É o caso de situação enfrentada por uma empresa, que locou um imóvel para sediar operação comercial sua. Para fazer valer perante terceiros a obrigação inserta em contrato de locação de que o comprador de imóvel locado deve respeitar o contrato de locação celebrado com antigo proprietário do bem, os advogados José Roberto Manesco e Adalberto Pimentel orientaram a empresa locatária a promover a averbação do contrato de locação no Registro de Imóveis da situação do imóvel locado.
Ocorre que, além de cobrar alto valor para promover a referida averbação, o Cartório de Registro de Imóveis recusou-se a proceder a averbação devida porque não havia no contrato de locação a descrição das matrículas das unidades que integravam o prédio locado. Segundo o oficial do cartório, apesar de indicado no contrato de locação, com absoluta clareza, o endereço do bem locado, a falta de descrição das matrículas do bem impediria o registro em razão de suposta afronta ao "princípio da especialidade objetiva".

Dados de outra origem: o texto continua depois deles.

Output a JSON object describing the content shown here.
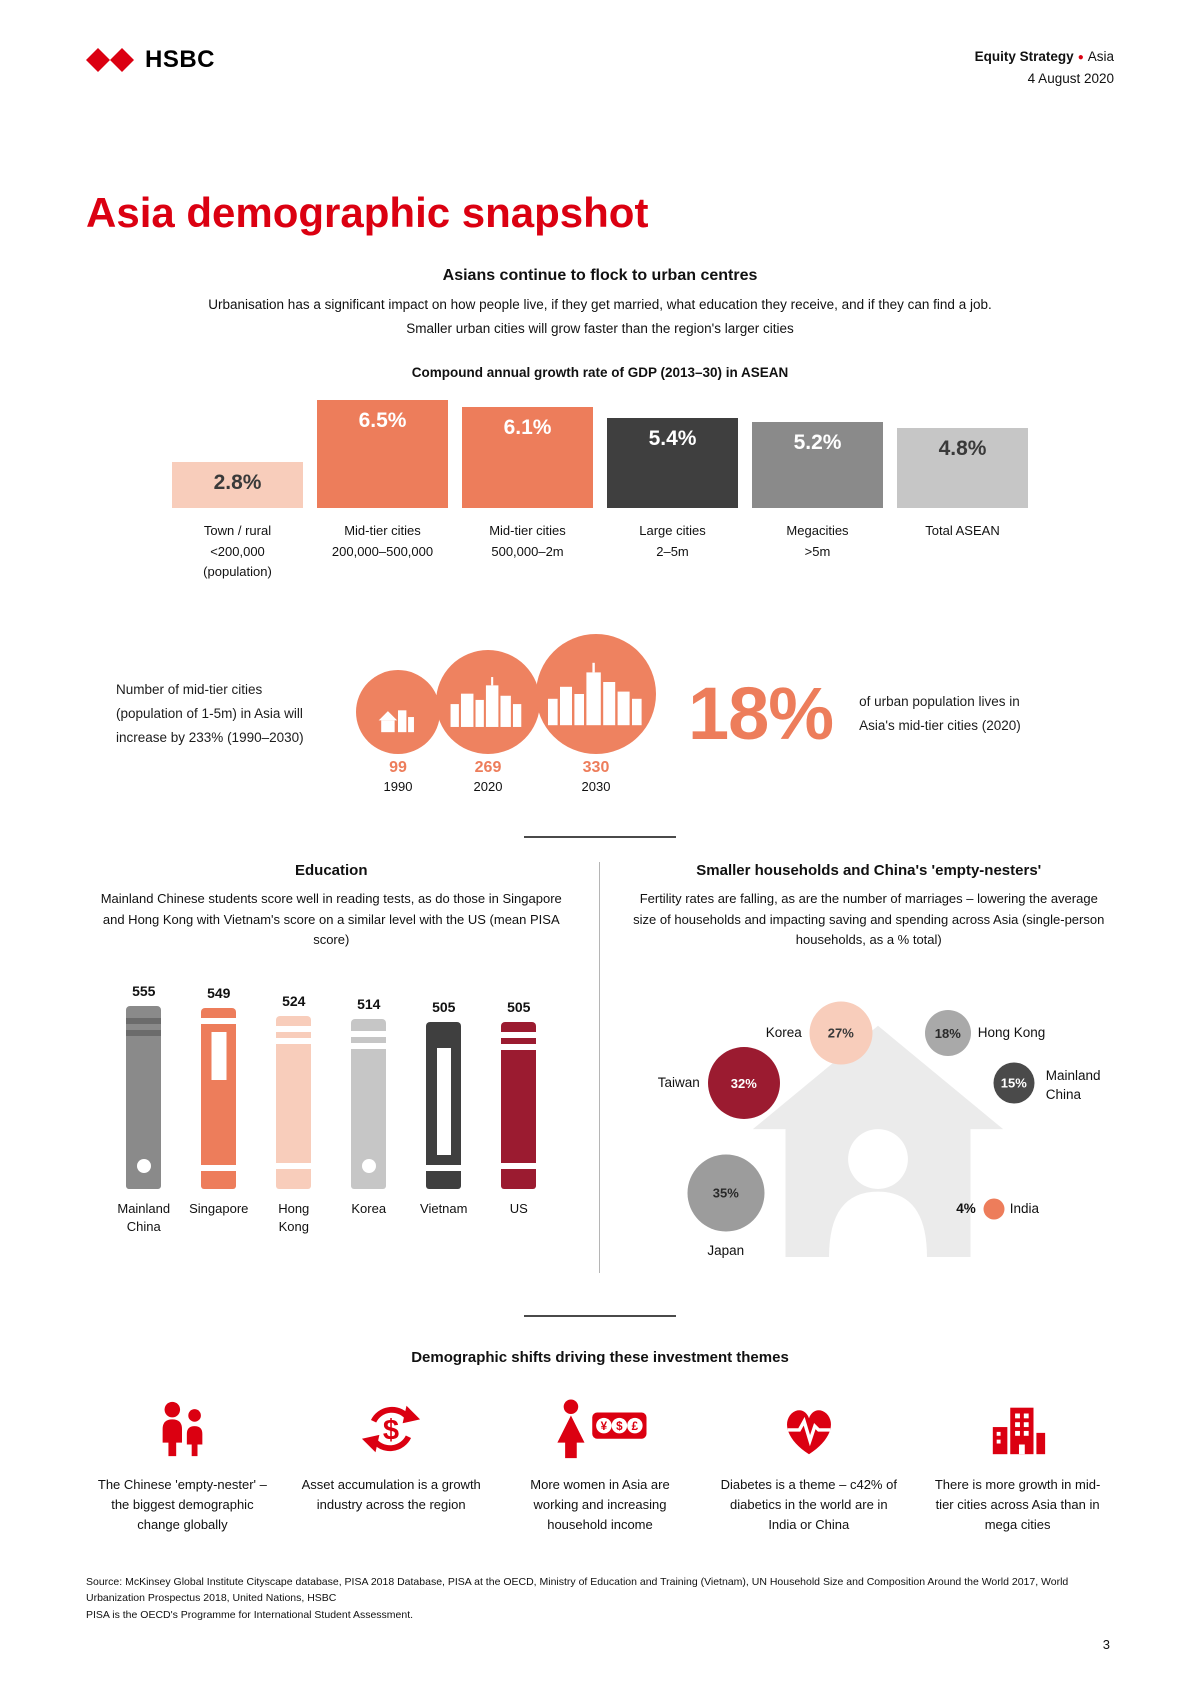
{
  "header": {
    "brand": "HSBC",
    "doc_type": "Equity Strategy",
    "bullet": "●",
    "region": "Asia",
    "date": "4 August 2020"
  },
  "page": {
    "title": "Asia demographic snapshot",
    "number": "3"
  },
  "colors": {
    "hsbc_red": "#db0011",
    "salmon": "#ed7d5b",
    "light_peach": "#f8cdbb",
    "dark_gray": "#3f3f3f",
    "mid_gray": "#8a8a8a",
    "light_gray": "#c6c6c6",
    "maroon": "#9b1b30"
  },
  "urban_section": {
    "heading": "Asians continue to flock to urban centres",
    "line1": "Urbanisation has a significant impact on how people live, if they get married, what education they receive, and if they can find a job.",
    "line2": "Smaller urban cities will grow faster than the region's larger cities",
    "chart_title": "Compound annual growth rate of GDP (2013–30) in ASEAN"
  },
  "midtier_section": {
    "left_text": "Number of mid-tier cities (population of 1-5m) in Asia will increase by 233% (1990–2030)",
    "big_stat": "18%",
    "right_text": "of urban population lives in Asia's mid-tier cities (2020)",
    "circles": [
      {
        "count": "99",
        "year": "1990"
      },
      {
        "count": "269",
        "year": "2020"
      },
      {
        "count": "330",
        "year": "2030"
      }
    ]
  },
  "education_section": {
    "heading": "Education",
    "subtext": "Mainland Chinese students score well in reading tests, as do those in Singapore and Hong Kong with Vietnam's score on a similar level with the US (mean PISA score)"
  },
  "households_section": {
    "heading": "Smaller households and China's 'empty-nesters'",
    "subtext": "Fertility rates are falling, as are the number of marriages – lowering the average size of households and impacting saving and spending across Asia (single-person households, as a % total)"
  },
  "themes_section": {
    "heading": "Demographic shifts driving these investment themes",
    "items": [
      {
        "icon": "empty-nester-people-icon",
        "caption": "The Chinese 'empty-nester' – the biggest demographic change globally"
      },
      {
        "icon": "dollar-cycle-icon",
        "caption": "Asset accumulation is a growth industry across the region"
      },
      {
        "icon": "working-woman-currency-icon",
        "caption": "More women in Asia are working and increasing household income"
      },
      {
        "icon": "heart-pulse-icon",
        "caption": "Diabetes is a theme – c42% of diabetics in the world are in India or China"
      },
      {
        "icon": "city-buildings-icon",
        "caption": "There is more growth in mid-tier cities across Asia than in mega cities"
      }
    ]
  },
  "footer": {
    "source_line1": "Source: McKinsey Global Institute Cityscape database, PISA 2018 Database, PISA at the OECD, Ministry of Education and Training (Vietnam), UN Household Size and Composition Around the World 2017, World Urbanization Prospectus 2018, United Nations, HSBC",
    "source_line2": "PISA is the OECD's Programme for International Student Assessment."
  },
  "chart_data": [
    {
      "type": "bar",
      "title": "Compound annual growth rate of GDP (2013–30) in ASEAN",
      "ylim": [
        0,
        7
      ],
      "bars": [
        {
          "value": 2.8,
          "label_value": "2.8%",
          "category_lines": [
            "Town / rural",
            "<200,000",
            "(population)"
          ],
          "color": "#f8cdbb",
          "text_color": "#3a3a3a"
        },
        {
          "value": 6.5,
          "label_value": "6.5%",
          "category_lines": [
            "Mid-tier cities",
            "200,000–500,000"
          ],
          "color": "#ed7d5b",
          "text_color": "#ffffff"
        },
        {
          "value": 6.1,
          "label_value": "6.1%",
          "category_lines": [
            "Mid-tier cities",
            "500,000–2m"
          ],
          "color": "#ed7d5b",
          "text_color": "#ffffff"
        },
        {
          "value": 5.4,
          "label_value": "5.4%",
          "category_lines": [
            "Large cities",
            "2–5m"
          ],
          "color": "#3f3f3f",
          "text_color": "#ffffff"
        },
        {
          "value": 5.2,
          "label_value": "5.2%",
          "category_lines": [
            "Megacities",
            ">5m"
          ],
          "color": "#8a8a8a",
          "text_color": "#ffffff"
        },
        {
          "value": 4.8,
          "label_value": "4.8%",
          "category_lines": [
            "Total ASEAN"
          ],
          "color": "#c6c6c6",
          "text_color": "#3a3a3a"
        }
      ]
    },
    {
      "type": "bar",
      "title": "Education (mean PISA score)",
      "books": [
        {
          "label": "Mainland China",
          "score": 555,
          "color": "#8a8a8a",
          "variant": "dark-stripes-circle"
        },
        {
          "label": "Singapore",
          "score": 549,
          "color": "#ed7d5b",
          "variant": "bands-label"
        },
        {
          "label": "Hong Kong",
          "score": 524,
          "color": "#f8cdbb",
          "variant": "bands"
        },
        {
          "label": "Korea",
          "score": 514,
          "color": "#c6c6c6",
          "variant": "stripes-circle"
        },
        {
          "label": "Vietnam",
          "score": 505,
          "color": "#3f3f3f",
          "variant": "label"
        },
        {
          "label": "US",
          "score": 505,
          "color": "#9b1b30",
          "variant": "bands"
        }
      ]
    },
    {
      "type": "bubble",
      "title": "Single-person households, as a % total",
      "bubbles": [
        {
          "label": "Korea",
          "value": 27,
          "display": "27%",
          "color": "#f8cdbb",
          "text_color": "#3a3a3a",
          "label_side": "left"
        },
        {
          "label": "Hong Kong",
          "value": 18,
          "display": "18%",
          "color": "#a9a9a9",
          "text_color": "#2a2a2a",
          "label_side": "right"
        },
        {
          "label": "Taiwan",
          "value": 32,
          "display": "32%",
          "color": "#9b1b30",
          "text_color": "#ffffff",
          "label_side": "left"
        },
        {
          "label": "Mainland China",
          "value": 15,
          "display": "15%",
          "color": "#4a4a4a",
          "text_color": "#ffffff",
          "label_side": "right"
        },
        {
          "label": "Japan",
          "value": 35,
          "display": "35%",
          "color": "#9c9c9c",
          "text_color": "#2a2a2a",
          "label_side": "below"
        },
        {
          "label": "India",
          "value": 4,
          "display": "4%",
          "color": "#ed7d5b",
          "text_color": "#2a2a2a",
          "label_side": "right-outside"
        }
      ]
    }
  ]
}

Ora, se o contrato é claro e preciso na descrição do imóvel locado, não há na Lei de Registros Públicos previsão de exigência suplementar para que se faça o registro. Com base nesse argumento, os advogados José Roberto Manesco e Adalberto Pimentel recorreram ao Poder Judiciário para obrigar o Cartório a promover o registro do aludido contrato de locação. E o Tribunal de Justiça de São Paulo reconheceu o direito ao registro do contrato de locação e que, no caso, não havia afronta a princípio algum.
Superado o entrave burocrático criado pelo Cartório para o registro devido, restará ao interessado pagar alta quantia exigida, que é desprovida de qualquer base na realidade e, na prática, representa verdadeiro obstáculo ao exercício do direito ao registro.
É dizer: o regime de taxas para os serviços cartorários parece esquecer que se cuida de um serviço público, que deve, portanto, homenagear a universalidade de acesso e a modicidade da taxa ou tarifa cobrado por seu acesso.